Libero, Bocchino contro Belpietro: “Per i falsi attentati si rivolga al suo caposcorta, non a Fini”

”L’editoriale odierno di Maurizio Belpietro rasenta una patologia che riguarda certa stampa e qualche giornalista in particolare”. Il capogruppo alla Camera di ‘Futuro e Libertà per l’Italia’, Italo Bocchino, commenta così l’accusa apparsa oggi sul quotidiano ‘Libero’ secondo cui il presidente della Camera Gianfranco Fini starebbe organizzando un falso attentato terroristico ai propri danni, a scopi ovviamente propagandistici.

“Per far felice l’editore di fatto del suo quotidiano Belpietro ipotizza un attentato che ferisce Fini per danneggiare Berlusconi – spiega Bocchino – Una tesi folle frutto di menti folli che la dice lunga sullo scadimento di certo giornalismo italiano. Se la storiella dell’attentato è ridicola quella della prostituta modenese è ancora peggio e il tutto dovrebbe consigliare una vacanza al direttore di Libero“.

“Se poi insiste, per saperne di più di falsi attentati può chiedere al suo caposcorta – è la frecciatina velenosa che lancia il braccio destro di Fini, in riferimento al presunto agguato teso mesi fa ai danni di Belpietro – e se vuole notizie su donne a pagamento deve rivolgersi ad altri palazzi della politica, certamente diversi da Palazzo Montecitorio”.

A Bocchino fa eco Nino Lo Presti, segretario amministrativo di Fli, secondo il quale ”Belpietro non deve preoccuparsi: la credibilità di ‘Libero’, il quotidiano da lui diretto, è già perduta da tempo, non c’è bisogno di metterla in discussione”.

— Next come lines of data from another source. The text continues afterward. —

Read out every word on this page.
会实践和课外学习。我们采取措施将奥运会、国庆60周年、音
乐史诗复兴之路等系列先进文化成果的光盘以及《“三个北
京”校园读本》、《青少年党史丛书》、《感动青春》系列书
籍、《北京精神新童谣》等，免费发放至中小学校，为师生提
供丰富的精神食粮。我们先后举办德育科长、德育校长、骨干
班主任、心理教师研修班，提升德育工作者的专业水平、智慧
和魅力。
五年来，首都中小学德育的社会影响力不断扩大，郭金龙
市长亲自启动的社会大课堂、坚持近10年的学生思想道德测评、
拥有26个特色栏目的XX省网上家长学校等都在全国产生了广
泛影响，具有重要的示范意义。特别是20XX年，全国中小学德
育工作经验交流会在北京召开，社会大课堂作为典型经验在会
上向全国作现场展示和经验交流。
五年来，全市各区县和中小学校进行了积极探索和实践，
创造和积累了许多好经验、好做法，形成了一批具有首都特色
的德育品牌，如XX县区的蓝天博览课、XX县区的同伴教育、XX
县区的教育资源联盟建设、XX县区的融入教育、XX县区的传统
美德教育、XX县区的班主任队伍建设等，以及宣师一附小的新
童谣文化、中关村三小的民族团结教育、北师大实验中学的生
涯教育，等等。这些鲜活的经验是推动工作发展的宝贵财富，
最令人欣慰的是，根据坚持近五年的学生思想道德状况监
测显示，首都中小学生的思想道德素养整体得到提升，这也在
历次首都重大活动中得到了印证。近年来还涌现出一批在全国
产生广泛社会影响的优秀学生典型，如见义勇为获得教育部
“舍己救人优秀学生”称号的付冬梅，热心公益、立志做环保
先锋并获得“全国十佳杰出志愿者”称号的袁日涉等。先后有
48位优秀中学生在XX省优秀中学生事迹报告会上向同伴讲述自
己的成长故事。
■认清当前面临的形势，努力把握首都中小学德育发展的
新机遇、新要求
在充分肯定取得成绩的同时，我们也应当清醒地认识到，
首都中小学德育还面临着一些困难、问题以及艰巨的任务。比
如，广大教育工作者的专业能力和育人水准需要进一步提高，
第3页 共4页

”L’ultimo delirio su un possibile attentato a Fini a scopo propagandistico – sottolinea Lo Presti – la dice lunga sulle condizioni psichiche di questo giornalista che ha fatto dell’ingiuria e della calunnia il leitmotiv della sua carriera. L’instabilità di Belpietro è ormai un dato acquisito, così come è acclarata la sua totale mancanza di coraggio nell’accettare un confronto con il sottoscritto, che ancora attende soddisfazione dopo essere stato definito insieme agli altri colleghi finiani ‘traditore’. Belpietro – insiste il ‘finiano’ – ha ridotto il giornalismo ad un suk di pettegolezzi e falsità”.

Proprio per questo, sottolinea Lo Presti, ”il chiacchiericcio sul presunto attentato si rivela essere la classica manovra di controinformazione degna dei migliori servizi segreti”.

Insomma, la guerra tra i due co-fondatori del Pdl, lungi dal dirsi terminata, sembra trovare ancora sul quotidiano di Belpietro il principale terreno di scontro.